Shares of Manchester-based clothing and footwear digital retailer N Brown Group fell about 3% after it published an update on trading for the 13 weeks ended June 3, 2023, showing revenue fell 9.9% to £148.7 million.
N Brown’s retail brands include JD Williams, Simply Be and Jacamo.
“As outlined in our FY23 preliminary results, the softer product revenue seen in Q4 FY23 has broadly continued into Q1 FY24, reflecting poor early Spring weather and low consumer confidence,” said N Brown.
“The impact of these factors on volumes has been partially offset by higher average item values, and we saw an improving product revenue trend across the quarter.
“Financial Services revenue reflects the lower FY23 closing debtor book position, as anticipated.”
N Brown reported “continued strategic progress.”
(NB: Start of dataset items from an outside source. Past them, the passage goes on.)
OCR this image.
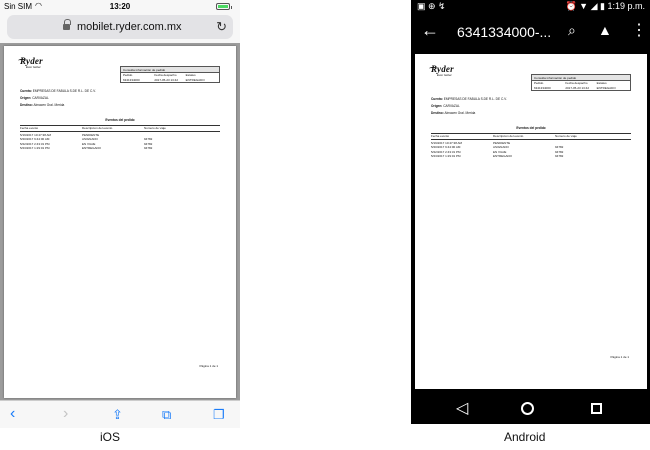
Sin SIM ◠	13:20
mobilet.ryder.com.mx	↻
Ryder
Ever better.
Consulta información de pedido
Pedido	Fecha despacho	Estatus
6341334000	2017-05-23 13:42	ENTREGADO
Cuenta: EMPRESAS DE FABULA S.DE R.L. DE C.V.
Origen: CARVAZAL
Destino: Almacen Gral. Merida
Eventos del pedido
Fecha evento	Descripcion del evento	Numero de viaje
5/19/2017 10:47:38 AM	PENDIENTE
5/20/2017 9:44:00 AM	ASIGNADO	94782
5/22/2017 2:43:31 PM	EN VIAJE	94782
5/23/2017 1:29:01 PM	ENTREGADO	94782
Página 1 de 1
‹	›	⇪	⧉	❐
iOS
▣ ⊕ ↯	⏰ ▼ ◢ ▮ 1:19 p.m.
← 6341334000-... ⌕ ▲ ⋮
Ryder
Ever better.
Consulta información de pedido
Pedido	Fecha despacho	Estatus
6341334000	2017-05-23 13:42	ENTREGADO
Cuenta: EMPRESAS DE FABULA S.DE R.L. DE C.V.
Origen: CARVAZAL
Destino: Almacen Gral. Merida
Eventos del pedido
Fecha evento	Descripcion del evento	Numero de viaje
5/19/2017 10:47:38 AM	PENDIENTE
5/20/2017 9:44:00 AM	ASIGNADO	94782
5/22/2017 2:43:31 PM	EN VIAJE	94782
5/23/2017 1:29:01 PM	ENTREGADO	94782
Página 1 de 1
◁
Android
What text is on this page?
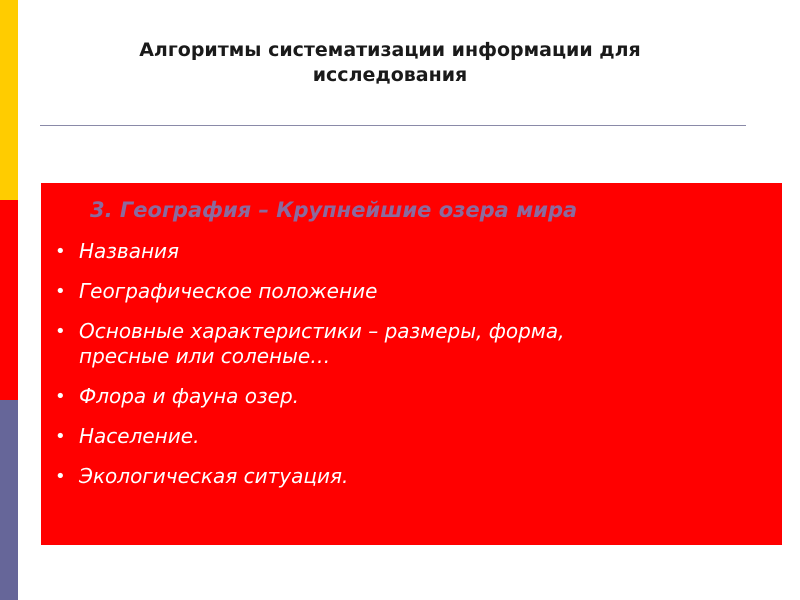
Алгоритмы систематизации информации для
исследования
3. География – Крупнейшие озера мира
• Названия
• Географическое положение
• Основные характеристики – размеры, форма,
пресные или соленые…
• Флора и фауна озер.
• Население.
• Экологическая ситуация.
It said: “The progress in executing the group’s strategy has continued, including investment in the new mobile-first website for Jacamo, which follows the launch of the new website for Simply Be in FY23.
“As part of a rebalancing of media investment across the group towards driving brand awareness and performance, Jacamo has also launched a new partnership with LADbible to create engaging video content and wider campaigns focused on passions and skills, with every featured look shoppable at Jacamo online.”
N Brown CEO Steve Johnson said: “We have started the year with an elevated focus on the transformational priorities which will deliver the biggest benefits, including new mobile-first websites for Jacamo and JD Williams, and the delivery of our new financial services platform. We are pleased with the progress we are making including moving towards the full roll-out to customers of the new Jacamo website.
“As flagged in our FY23 Preliminary results, we expect weak consumer confidence to continue through FY24 and are therefore taking a disciplined approach to managing costs and driving margin improvements whilst we invest in the business for medium-term growth.
“We remain confident in the strategy, and expect to continue to deliver progress across each of our strategic pillars this year.”